Higher levels of minimal residual disease in peripheral blood than bone marrow before 1st and 2nd relapse/regrowth in a patient with high‑risk neuroblastoma: A case report

Abstract

More than half of patients with high-risk neuroblastoma (HR-NB) experience relapse/regrowth due to the activation of chemoresistant minimal residual disease (MRD). MRD in patients with HR-NB can be evaluated by quantitating neuroblastoma-associated mRNAs (NB-mRNAs) in bone marrow (BM) and peripheral blood (PB) samples. Although several sets of NB-mRNAs have been shown to possess a prognostic value for MRD in BM samples (BM-MRD), MRD in PB samples (PB-MRD) is considered to be low and difficult to evaluate. The present report describes an HR-NB case presenting higher PB-MRD than BM-MRD before 1st and 2nd relapse/regrowth. A 3-year-old female presented with an abdominal mass, was diagnosed with HR-NB, and treated according to the nationwide standard protocol for HR-NB. Following systemic induction and consolidation therapy with local therapy, the patient achieved complete remission but experienced a 1st relapse/regrowth 6 months after maintenance therapy. The patient partially responded to salvage chemotherapy and anti-GD2 immunotherapy but had a 2nd relapse/regrowth 14 months after the 1st relapse/regrowth. Consecutive PB-MRD and BM-MRD monitoring revealed that PB-MRD was lower than BM-MRD at diagnosis (100 times) and 1st and 2nd relapse/regrowth (1,000 and 3 times) but became higher than BM-MRD before 1st and 2nd relapse/regrowth. The present case highlights that PB-MRD can become higher than BM-MRD before relapse/regrowth of patients with HR-NB.

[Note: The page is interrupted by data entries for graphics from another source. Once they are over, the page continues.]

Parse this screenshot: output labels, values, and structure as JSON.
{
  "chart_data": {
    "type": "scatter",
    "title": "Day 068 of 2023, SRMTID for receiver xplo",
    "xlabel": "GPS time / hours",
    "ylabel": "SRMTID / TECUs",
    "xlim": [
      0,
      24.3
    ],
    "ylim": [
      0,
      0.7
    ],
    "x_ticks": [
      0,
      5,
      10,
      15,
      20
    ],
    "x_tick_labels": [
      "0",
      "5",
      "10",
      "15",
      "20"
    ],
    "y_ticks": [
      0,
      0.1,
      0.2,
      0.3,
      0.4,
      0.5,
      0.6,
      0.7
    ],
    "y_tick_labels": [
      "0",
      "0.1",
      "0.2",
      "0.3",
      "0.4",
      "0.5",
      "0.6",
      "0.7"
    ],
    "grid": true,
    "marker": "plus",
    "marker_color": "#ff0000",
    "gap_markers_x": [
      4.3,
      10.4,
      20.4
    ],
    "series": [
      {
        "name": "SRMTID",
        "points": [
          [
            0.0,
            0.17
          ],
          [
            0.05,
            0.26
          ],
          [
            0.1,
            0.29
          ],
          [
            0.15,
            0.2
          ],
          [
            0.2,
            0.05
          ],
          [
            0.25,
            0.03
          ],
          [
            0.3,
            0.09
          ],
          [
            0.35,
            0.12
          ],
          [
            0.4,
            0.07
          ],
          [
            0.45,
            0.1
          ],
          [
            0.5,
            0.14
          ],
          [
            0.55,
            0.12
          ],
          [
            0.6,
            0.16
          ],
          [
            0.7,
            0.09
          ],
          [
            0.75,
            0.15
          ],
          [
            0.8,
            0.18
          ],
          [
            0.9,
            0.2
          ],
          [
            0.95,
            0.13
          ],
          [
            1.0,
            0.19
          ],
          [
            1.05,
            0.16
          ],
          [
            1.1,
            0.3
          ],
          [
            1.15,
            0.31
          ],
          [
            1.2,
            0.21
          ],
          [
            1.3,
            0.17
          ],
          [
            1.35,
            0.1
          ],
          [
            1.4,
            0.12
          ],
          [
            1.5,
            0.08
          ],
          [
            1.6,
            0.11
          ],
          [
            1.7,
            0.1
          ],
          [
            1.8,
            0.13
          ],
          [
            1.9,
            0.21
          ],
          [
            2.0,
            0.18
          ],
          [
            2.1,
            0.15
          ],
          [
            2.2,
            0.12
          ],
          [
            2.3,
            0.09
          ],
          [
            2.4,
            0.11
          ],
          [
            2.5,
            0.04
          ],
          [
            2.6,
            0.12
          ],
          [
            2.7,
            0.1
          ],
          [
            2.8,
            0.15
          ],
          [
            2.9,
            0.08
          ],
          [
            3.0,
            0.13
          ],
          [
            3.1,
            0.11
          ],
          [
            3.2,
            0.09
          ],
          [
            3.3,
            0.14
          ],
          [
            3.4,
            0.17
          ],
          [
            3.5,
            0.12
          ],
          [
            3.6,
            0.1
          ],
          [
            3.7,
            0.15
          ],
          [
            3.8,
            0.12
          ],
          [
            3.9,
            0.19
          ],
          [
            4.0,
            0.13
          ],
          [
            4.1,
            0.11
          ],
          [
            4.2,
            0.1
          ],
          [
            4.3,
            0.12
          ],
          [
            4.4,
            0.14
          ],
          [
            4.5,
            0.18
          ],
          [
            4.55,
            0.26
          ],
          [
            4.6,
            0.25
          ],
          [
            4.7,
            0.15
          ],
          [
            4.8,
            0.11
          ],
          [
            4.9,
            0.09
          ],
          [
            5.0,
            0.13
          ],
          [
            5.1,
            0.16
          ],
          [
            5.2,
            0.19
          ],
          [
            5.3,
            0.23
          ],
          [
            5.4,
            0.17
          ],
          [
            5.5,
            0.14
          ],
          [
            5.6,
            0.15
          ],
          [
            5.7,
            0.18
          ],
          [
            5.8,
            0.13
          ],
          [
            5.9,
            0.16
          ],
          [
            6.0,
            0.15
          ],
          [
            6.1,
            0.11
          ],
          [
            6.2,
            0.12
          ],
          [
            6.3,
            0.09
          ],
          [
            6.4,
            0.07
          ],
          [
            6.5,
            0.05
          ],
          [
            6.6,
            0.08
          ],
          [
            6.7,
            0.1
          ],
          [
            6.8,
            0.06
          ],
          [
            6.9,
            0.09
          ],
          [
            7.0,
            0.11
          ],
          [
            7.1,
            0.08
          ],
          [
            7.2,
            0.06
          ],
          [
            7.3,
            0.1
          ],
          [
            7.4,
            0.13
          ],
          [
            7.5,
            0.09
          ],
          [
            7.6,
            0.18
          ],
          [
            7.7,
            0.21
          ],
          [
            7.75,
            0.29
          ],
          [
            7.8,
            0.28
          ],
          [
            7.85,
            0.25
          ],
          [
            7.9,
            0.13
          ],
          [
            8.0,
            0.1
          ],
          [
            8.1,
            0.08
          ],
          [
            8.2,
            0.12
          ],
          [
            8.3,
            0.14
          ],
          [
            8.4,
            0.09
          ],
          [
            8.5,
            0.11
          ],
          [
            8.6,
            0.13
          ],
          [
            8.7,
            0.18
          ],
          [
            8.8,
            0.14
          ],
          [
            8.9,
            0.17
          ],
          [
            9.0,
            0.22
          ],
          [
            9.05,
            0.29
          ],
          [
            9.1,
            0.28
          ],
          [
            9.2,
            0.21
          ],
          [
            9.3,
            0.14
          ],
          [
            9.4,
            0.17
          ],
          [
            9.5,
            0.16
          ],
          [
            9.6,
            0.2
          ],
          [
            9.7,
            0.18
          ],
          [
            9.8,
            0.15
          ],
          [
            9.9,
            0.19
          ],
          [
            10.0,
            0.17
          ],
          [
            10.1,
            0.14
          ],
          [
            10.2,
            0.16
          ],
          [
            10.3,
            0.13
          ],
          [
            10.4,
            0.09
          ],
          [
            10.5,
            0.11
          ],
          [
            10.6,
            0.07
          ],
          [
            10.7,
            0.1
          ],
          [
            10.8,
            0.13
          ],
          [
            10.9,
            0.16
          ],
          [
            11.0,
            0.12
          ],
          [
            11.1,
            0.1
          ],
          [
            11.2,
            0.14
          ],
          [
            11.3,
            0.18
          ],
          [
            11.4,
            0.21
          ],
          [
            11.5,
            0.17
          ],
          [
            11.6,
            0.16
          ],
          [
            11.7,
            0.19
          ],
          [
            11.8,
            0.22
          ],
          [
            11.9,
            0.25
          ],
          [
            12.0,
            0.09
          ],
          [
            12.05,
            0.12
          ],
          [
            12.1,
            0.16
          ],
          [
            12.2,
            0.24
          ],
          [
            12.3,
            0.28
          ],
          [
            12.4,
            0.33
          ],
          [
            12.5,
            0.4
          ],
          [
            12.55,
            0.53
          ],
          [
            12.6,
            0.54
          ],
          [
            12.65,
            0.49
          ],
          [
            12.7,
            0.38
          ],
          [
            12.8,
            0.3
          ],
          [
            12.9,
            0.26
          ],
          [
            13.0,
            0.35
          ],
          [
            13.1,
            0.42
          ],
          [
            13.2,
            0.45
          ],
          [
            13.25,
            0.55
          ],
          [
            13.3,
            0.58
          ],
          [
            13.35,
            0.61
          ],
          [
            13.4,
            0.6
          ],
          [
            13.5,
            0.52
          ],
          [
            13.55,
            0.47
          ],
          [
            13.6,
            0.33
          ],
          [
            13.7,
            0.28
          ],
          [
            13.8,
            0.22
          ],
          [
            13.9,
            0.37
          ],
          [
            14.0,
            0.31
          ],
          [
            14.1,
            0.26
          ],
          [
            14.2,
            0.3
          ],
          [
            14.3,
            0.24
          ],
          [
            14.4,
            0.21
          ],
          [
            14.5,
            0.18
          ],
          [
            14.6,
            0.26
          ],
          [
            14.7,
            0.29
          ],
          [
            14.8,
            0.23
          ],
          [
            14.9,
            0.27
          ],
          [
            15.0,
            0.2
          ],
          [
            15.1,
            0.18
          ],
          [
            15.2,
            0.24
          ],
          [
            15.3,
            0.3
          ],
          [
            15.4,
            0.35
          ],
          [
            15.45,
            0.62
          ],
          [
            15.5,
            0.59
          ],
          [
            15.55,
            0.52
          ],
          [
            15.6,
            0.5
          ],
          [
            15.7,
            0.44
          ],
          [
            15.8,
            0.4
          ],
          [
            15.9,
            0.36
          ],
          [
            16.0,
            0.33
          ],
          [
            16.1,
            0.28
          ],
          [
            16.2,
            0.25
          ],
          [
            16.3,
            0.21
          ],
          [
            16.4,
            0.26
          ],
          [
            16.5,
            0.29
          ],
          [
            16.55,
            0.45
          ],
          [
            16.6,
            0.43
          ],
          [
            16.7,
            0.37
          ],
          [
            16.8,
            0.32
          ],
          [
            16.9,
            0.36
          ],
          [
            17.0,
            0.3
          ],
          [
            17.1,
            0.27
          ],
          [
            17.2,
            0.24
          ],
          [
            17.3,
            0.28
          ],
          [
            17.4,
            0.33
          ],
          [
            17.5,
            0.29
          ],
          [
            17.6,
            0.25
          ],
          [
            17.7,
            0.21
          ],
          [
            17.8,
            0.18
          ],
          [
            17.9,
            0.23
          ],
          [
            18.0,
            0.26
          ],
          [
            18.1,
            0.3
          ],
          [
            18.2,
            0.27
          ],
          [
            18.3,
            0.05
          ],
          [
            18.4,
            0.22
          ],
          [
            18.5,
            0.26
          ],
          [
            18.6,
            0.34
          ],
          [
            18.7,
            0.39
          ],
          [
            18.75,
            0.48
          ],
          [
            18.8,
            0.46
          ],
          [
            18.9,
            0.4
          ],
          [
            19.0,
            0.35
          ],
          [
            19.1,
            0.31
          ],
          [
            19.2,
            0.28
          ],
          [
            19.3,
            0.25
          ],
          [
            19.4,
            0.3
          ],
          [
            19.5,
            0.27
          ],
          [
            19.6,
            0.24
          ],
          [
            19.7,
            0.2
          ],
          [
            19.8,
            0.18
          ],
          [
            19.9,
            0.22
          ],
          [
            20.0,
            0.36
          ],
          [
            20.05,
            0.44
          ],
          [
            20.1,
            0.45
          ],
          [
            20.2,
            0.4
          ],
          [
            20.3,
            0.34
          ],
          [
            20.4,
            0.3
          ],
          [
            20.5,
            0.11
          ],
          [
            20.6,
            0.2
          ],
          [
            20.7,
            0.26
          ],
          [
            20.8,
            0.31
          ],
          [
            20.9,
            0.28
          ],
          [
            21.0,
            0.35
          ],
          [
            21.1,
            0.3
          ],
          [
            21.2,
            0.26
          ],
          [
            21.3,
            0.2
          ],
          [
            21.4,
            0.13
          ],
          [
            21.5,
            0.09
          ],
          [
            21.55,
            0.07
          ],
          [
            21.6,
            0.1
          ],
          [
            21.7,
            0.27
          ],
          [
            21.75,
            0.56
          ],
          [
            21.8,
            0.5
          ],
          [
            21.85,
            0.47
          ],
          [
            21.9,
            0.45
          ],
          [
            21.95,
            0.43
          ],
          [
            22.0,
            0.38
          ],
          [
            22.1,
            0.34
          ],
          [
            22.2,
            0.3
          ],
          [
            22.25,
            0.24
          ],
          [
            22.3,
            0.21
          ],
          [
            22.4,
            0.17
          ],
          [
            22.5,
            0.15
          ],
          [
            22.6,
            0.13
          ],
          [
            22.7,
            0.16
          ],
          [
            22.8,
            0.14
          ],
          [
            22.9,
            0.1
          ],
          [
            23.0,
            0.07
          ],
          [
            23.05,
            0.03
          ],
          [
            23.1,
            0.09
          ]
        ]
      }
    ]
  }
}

Keywords: bone marrow; minimal residual disease; neuroblastoma; neuroblastoma-associated mRNAs; peripheral blood; relapse/regrowth.

Figure 1.

(A) CT images of an abdominal tumor at diagnosis. A tumor with a diameter of ~6 cm (white arrows) was detected in the left adrenal gland. (B) Pathological examination of the adrenal tumor. Small round tumor cells were arranged in nests separated by slender fibers (original magnification, ×200). Immunostaining was positive for synaptophysin (original magnification, ×400). (C) Representative MIBG images during the entire course of treatment. MIBG-avid lesions were detected in left adrenal gland, right and left upper carpal bones, spine, pelvis, and right and left thigh bones at 0 months, disappeared at 12 months, and reappeared in the left upper carpal bones, spine, pelvis, and right and left thigh bones at 23 months and in the left thigh bone at 37 months. H&E, hematoxylin and eosin staining; MIBG, metaiodobenzylguanidine.

Figure 2.

Consecutive PB-MRD and BM-MRD monitoring. Month 0 was defined as the time of diagnosis. 7NB-mRNAs, 7 neuroblastoma-associated mRNAs; 13CRA, 13-cis-retinoic acid; BM-MRD, MRD in bone marrow samples; CR, complete response; GD2, anti-GD2 immunotherapy; HDC, high-dose chemotherapy; IC, induction chemotherapy; LT, local therapy; MRD, minimal residual disease; MRD ratio, PB-MRD/BM-MRD; PB-MRD, MRD in peripheral blood samples; PD, progressive disease; PR, partial response; SC, salvage chemotherapy.